Linke v. Curley

Judgment reversed upon the law and the facts, with costs, counterclaim dismissed, and judgment of foreclosure, etc., directed in favor of the plaintiff for the amount demanded in the complaint, with interest and costs. In an action to foreclose a purchase-money mortgage the grantee may not defend against foreclosure by alleging failure of title in his grantor. (Peabody v. Kent, 213 N. Y. 154, 159, where it was said: “ The judgment of the Appellate Division must be upheld solely on the ground that a grantee of land *633* * * who has given a purchase-money mortgage in part payment therefor, may not defend against foreclosure by alleging failure of title in his grantor.”) The authority of that case on the foregoing branch remains unimpaired by the decision in Hilliker v. Bueger (228 N. Y. 11) where it was held that an action for a breach of a covenant of seizin may be maintained even though there be no eviction. The latter decision nullifies any language to the contrary in Peabody v. Kent (supra). It is not, however, in disagreement with the earlier eases relied upon in Peabody v.

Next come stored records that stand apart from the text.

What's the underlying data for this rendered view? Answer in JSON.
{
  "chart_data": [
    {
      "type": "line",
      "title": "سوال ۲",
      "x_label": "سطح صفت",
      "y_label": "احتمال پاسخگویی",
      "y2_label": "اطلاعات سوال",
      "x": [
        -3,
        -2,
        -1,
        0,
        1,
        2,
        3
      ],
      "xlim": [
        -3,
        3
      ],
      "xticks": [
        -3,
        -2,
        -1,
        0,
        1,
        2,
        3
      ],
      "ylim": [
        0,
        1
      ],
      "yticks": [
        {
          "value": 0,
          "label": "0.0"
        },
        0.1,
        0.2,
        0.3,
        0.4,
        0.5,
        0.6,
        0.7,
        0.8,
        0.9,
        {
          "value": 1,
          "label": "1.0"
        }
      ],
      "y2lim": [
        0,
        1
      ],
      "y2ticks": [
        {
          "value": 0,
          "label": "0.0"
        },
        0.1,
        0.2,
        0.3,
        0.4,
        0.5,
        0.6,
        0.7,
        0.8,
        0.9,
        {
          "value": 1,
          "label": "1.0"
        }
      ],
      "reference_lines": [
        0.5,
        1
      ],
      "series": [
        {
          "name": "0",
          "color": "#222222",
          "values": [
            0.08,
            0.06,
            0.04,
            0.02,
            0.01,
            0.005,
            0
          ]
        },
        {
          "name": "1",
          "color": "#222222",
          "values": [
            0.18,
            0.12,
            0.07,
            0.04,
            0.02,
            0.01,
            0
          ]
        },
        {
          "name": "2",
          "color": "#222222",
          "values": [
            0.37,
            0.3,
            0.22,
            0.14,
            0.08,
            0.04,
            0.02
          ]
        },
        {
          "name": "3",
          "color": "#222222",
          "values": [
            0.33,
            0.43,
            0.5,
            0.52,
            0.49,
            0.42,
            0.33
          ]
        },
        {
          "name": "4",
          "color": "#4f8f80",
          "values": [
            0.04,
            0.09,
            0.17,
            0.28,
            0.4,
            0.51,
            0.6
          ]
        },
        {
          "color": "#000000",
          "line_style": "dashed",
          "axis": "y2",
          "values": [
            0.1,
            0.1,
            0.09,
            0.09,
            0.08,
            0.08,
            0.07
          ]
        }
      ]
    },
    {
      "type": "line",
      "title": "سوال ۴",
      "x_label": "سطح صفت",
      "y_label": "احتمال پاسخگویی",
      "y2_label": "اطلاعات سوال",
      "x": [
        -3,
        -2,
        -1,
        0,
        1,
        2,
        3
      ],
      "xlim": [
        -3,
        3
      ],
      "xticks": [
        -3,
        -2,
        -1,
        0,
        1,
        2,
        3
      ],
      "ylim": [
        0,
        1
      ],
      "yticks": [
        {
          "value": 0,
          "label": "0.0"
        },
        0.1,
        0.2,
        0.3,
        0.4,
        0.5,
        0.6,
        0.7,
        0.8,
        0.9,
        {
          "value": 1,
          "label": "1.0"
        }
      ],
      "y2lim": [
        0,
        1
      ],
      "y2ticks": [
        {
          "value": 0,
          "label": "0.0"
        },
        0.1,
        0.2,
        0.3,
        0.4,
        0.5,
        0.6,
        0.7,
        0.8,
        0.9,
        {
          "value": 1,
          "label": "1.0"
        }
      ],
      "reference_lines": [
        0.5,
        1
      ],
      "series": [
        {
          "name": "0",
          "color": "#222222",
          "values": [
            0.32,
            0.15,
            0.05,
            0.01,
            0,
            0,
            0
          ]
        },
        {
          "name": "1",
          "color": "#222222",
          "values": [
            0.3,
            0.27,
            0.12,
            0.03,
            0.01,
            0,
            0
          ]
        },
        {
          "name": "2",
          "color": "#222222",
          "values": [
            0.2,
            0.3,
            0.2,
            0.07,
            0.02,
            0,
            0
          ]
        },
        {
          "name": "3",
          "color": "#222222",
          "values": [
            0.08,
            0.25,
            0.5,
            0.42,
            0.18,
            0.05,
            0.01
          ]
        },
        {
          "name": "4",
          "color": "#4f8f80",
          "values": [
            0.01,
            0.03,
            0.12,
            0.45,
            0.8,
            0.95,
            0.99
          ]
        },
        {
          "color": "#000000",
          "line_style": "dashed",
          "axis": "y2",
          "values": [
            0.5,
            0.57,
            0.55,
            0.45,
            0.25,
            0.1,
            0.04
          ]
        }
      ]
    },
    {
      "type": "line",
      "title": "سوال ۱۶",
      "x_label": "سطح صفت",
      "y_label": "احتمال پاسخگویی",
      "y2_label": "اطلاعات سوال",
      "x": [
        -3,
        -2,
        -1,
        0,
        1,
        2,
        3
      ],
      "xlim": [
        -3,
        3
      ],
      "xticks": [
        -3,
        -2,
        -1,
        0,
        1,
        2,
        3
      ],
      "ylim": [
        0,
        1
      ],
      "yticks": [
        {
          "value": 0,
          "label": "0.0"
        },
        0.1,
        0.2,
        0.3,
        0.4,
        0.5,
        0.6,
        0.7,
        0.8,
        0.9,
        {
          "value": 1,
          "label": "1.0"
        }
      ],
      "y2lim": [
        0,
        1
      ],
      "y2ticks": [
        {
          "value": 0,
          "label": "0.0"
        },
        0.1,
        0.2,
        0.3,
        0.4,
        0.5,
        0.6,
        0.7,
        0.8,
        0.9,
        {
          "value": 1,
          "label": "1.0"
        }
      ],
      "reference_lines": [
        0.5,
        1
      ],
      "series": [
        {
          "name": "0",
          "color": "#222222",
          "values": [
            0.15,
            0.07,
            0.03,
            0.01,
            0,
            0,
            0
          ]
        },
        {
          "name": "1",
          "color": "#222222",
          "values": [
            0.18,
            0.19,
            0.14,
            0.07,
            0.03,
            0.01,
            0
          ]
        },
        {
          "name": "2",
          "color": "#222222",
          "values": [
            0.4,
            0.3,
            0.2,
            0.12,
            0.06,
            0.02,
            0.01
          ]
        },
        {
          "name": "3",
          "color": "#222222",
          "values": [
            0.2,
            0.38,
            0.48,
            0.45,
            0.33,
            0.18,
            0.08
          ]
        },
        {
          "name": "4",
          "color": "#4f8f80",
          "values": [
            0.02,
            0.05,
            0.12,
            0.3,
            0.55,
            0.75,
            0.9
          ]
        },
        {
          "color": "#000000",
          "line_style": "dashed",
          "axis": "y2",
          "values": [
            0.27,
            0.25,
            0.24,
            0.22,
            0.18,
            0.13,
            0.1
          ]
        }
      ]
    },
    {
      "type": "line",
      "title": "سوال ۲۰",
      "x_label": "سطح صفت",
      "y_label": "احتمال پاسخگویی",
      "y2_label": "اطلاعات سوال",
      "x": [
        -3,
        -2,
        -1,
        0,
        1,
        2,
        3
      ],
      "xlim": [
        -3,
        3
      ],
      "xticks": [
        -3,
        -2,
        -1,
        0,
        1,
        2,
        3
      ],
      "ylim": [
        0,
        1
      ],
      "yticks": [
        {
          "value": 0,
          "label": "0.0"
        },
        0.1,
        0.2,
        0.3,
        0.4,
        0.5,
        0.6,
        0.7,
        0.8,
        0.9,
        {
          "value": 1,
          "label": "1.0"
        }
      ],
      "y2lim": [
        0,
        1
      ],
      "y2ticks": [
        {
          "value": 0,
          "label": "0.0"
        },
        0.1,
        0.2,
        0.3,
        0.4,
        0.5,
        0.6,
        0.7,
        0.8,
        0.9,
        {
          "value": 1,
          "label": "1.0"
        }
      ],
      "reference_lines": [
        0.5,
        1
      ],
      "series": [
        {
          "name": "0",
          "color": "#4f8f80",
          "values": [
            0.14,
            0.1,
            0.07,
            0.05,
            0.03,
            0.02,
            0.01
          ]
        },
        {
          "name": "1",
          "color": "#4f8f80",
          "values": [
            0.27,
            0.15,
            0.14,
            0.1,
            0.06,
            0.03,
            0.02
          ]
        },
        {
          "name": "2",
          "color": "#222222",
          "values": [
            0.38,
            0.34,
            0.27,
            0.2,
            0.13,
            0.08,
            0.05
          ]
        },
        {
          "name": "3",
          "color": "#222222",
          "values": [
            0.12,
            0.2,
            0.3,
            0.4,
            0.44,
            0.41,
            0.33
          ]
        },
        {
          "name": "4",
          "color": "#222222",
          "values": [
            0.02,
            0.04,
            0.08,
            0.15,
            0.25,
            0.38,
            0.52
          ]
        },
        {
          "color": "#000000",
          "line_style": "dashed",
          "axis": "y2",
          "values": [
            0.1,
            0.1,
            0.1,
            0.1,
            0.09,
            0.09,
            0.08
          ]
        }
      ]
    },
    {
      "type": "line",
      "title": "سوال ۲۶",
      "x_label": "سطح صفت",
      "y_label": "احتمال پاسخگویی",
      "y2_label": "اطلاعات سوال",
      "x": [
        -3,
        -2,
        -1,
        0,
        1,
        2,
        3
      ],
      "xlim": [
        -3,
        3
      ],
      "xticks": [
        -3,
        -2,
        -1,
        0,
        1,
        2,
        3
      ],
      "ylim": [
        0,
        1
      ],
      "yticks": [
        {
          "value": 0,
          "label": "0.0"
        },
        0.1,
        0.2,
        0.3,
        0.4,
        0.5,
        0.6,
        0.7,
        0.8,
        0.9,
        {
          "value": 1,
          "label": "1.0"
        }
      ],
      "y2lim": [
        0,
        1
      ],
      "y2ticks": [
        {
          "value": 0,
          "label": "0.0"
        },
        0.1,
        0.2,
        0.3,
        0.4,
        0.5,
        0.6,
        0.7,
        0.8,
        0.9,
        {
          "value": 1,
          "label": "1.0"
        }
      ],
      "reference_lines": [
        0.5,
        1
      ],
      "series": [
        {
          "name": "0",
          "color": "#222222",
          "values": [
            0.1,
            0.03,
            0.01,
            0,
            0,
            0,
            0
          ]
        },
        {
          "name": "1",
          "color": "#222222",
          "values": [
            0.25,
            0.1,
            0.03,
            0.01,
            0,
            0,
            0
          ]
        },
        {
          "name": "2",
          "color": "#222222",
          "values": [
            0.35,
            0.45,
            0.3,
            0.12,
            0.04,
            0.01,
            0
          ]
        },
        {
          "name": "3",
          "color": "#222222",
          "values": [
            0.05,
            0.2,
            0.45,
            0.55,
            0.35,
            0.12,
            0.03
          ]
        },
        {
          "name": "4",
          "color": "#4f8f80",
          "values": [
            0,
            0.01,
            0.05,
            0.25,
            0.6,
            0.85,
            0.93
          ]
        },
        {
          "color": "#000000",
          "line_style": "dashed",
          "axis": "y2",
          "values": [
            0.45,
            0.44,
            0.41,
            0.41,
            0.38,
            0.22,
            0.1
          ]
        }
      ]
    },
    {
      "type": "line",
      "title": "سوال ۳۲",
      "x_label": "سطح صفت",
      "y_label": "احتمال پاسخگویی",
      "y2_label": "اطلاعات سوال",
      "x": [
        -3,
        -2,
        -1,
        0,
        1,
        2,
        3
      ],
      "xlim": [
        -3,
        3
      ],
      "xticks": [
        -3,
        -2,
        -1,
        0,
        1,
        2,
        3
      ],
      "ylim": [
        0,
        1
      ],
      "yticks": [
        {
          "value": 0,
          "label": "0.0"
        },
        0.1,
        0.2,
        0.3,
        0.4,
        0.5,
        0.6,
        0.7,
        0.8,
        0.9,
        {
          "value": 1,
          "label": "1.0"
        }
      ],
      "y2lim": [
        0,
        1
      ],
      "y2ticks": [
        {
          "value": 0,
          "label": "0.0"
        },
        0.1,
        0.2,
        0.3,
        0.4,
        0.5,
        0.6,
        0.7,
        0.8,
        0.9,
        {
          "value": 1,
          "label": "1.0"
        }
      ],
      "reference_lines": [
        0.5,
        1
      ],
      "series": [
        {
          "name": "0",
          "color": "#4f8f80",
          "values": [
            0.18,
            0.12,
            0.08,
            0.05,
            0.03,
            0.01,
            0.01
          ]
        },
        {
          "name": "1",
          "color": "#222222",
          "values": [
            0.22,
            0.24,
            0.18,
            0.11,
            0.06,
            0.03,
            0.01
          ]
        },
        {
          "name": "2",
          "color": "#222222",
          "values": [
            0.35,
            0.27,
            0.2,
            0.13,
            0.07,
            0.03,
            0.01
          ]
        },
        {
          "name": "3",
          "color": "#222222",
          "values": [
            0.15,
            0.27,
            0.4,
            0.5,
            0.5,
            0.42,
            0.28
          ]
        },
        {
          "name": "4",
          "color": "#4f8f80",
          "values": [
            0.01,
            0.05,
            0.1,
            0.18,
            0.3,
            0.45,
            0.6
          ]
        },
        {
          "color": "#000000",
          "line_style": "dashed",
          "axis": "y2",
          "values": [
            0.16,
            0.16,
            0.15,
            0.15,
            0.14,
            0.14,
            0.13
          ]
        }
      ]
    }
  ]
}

Kent, in respect of the holding that the only remedy available for a breach of a covenant of seizin in a deed is one at law for damages (Parkinson v. Sherman, 74 N. Y. 88, 92), although those earlier cases assumed that recourse to that exclusive remedy might only be had in the event of there being an eviction. The latter limitation upon the rule has been eliminated by the decision in Hilliker v. Bueger (supra). The defendants, therefore, should be remitted to their action at law (Mcserole v. Williams, 153 App. Div. 306, 309) against their grantors with respect to the partial failure of title to the parcel involved. Findings of fact and conclusions of law inconsistent herewith are reversed and new findings and appropriate conclusions will be made. Lazansky, P. J., Hagarty, Carswell and Scudder, JJ., concur; Rich, J., dissents and votes to affirm. Settle order on notice.